The risks are a collection of everything that can or may go wrong. The risk analysis may also include a list of assumptions that may be wrong or need further information to be validated. Each risk should be associated with a plan to mitigate the risk and the owner of the risk. Figure 2-5 (page 33) is an example of a risk analysis table.

Risks

Figure 2-5. Risks

Conclusions and Commentary

This section should provide any final comments on requirements. It should include any known constraints or other business factors that could affect architecture, design, and implementation.

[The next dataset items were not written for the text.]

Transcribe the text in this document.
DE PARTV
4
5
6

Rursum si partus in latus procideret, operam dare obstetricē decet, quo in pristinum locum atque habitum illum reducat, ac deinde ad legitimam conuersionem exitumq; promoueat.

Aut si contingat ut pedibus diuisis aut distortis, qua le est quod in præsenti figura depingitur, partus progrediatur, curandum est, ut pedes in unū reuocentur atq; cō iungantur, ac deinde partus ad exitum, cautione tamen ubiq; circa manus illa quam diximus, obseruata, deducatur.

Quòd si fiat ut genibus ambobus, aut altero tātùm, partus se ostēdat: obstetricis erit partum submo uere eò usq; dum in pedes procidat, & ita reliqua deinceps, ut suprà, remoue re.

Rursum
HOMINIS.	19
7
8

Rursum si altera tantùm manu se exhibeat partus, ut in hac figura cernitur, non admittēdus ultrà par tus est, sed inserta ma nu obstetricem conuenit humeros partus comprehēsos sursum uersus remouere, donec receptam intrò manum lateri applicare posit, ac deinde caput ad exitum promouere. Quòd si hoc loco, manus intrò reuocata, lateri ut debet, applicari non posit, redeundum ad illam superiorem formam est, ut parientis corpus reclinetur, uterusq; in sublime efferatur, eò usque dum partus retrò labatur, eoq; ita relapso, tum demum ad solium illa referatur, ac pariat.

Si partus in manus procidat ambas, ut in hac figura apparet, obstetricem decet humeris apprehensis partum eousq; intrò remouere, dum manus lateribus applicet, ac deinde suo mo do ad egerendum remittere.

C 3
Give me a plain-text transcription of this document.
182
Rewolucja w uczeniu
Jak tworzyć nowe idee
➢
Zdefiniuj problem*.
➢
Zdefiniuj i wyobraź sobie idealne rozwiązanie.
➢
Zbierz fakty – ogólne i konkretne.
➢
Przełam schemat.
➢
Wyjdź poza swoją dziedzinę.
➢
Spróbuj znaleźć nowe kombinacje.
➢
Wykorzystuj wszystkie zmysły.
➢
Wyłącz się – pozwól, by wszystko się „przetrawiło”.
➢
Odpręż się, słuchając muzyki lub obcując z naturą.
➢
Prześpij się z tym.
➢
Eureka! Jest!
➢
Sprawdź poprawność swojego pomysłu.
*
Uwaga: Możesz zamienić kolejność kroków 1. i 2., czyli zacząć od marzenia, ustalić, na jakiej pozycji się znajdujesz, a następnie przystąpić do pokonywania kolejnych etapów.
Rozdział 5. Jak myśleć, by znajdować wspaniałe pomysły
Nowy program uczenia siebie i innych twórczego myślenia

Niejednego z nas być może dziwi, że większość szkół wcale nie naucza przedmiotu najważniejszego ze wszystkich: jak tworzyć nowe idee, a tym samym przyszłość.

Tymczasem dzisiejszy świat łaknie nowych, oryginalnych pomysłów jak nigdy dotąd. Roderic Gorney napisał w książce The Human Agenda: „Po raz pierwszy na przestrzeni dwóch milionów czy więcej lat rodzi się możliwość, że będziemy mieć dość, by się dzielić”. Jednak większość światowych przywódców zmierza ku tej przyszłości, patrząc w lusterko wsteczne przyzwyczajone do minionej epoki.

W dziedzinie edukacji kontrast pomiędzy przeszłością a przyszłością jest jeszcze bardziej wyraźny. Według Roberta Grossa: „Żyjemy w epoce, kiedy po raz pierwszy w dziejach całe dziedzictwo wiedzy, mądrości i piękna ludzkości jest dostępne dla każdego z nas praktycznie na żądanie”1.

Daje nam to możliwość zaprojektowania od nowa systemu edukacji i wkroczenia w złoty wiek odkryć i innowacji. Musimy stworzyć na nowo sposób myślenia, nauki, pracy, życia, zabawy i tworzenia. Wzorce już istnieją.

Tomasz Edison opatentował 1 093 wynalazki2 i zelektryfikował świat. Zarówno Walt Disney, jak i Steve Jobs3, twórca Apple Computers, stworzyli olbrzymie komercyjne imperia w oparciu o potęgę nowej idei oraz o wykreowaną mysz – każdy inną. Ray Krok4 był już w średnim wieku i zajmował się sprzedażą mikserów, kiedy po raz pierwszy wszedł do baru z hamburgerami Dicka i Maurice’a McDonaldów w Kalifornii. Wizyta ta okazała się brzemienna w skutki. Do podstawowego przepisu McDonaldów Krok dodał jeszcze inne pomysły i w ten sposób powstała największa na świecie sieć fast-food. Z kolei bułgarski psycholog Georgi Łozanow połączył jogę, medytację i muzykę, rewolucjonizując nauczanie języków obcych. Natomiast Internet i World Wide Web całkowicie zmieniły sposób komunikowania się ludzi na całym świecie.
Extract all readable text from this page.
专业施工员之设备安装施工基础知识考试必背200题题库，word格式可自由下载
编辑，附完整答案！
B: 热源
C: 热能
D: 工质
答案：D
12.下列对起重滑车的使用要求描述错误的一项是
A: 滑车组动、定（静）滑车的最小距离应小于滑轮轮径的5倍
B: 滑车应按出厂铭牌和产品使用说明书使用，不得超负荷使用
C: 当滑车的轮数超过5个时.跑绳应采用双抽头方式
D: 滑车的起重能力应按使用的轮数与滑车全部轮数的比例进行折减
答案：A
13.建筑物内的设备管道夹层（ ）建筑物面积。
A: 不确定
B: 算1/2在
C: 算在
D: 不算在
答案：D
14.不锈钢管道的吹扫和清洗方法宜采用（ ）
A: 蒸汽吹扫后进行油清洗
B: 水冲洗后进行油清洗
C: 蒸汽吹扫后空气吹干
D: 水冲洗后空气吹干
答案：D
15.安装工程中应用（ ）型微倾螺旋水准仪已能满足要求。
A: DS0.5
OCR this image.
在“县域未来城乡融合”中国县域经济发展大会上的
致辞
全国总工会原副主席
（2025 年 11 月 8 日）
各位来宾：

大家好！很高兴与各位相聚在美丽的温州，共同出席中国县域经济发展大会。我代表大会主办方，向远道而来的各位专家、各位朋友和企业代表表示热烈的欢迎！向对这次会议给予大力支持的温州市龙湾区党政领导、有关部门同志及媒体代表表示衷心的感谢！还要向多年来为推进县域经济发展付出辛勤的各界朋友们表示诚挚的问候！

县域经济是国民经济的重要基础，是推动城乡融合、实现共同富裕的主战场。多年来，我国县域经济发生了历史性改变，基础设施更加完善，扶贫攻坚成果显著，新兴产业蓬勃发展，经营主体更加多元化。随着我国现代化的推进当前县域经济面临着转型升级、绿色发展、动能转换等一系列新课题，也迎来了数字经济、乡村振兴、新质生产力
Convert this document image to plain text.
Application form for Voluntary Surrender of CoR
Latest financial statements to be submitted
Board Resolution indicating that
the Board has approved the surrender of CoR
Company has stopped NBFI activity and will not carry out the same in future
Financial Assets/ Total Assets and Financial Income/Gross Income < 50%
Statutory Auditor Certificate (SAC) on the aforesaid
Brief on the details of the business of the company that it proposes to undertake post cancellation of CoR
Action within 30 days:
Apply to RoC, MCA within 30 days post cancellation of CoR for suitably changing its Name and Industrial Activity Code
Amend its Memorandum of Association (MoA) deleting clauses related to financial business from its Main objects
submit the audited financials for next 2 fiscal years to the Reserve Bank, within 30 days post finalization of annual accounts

The Business Drivers and Requirements Specification becomes the guiding light of the project. When the development team is provided this level of information, it helps them to stay focused on the goals, leading to a higher probability of success in the development phase.

Best Practices

  • Ensure that all enterprise integration efforts are closely aligned with business goals and objectives

  • Involve IT in strategic business planning

  • Appoint business project managers for all IT projects

  • Create business metrics to measure success of IT projects

  • Revisit business goals and objectives throughout the integration life cycle

Next Steps

At this juncture the process can differ for strategic and tactical projects, as shown in Figure 2-6. You must define the integration strategy and technology to use on the tactical projects, but it is far better if the recommendation comes from the Enterprise Integration Strategy and Architecture Plan. This ensures that the solution fits into the overall infrastructure and enables agility and reuse on follow-on projects. Having an Enterprise Strategy and Architecture Plan in place is critical to having a long-term supportable environment.

Integration Road Map

Figure 2-6. Integration Road Map

It is especially important to understand how a tactical solution fits into the overall enterprise architecture. For example, enterprises looking to maximize agility and implement real-time processes may view each tactical implementation as a building block in the overall architecture. Rather than take the fastest and most economical path to integration, they may decide to invest in creating reusable business services. Even if the implementation has little bearing on the overall enterprise architecture, it is still important to ensure that enterprise standards are met.

The next step is to create or review the Enterprise Integration Strategy (see Chapter 3).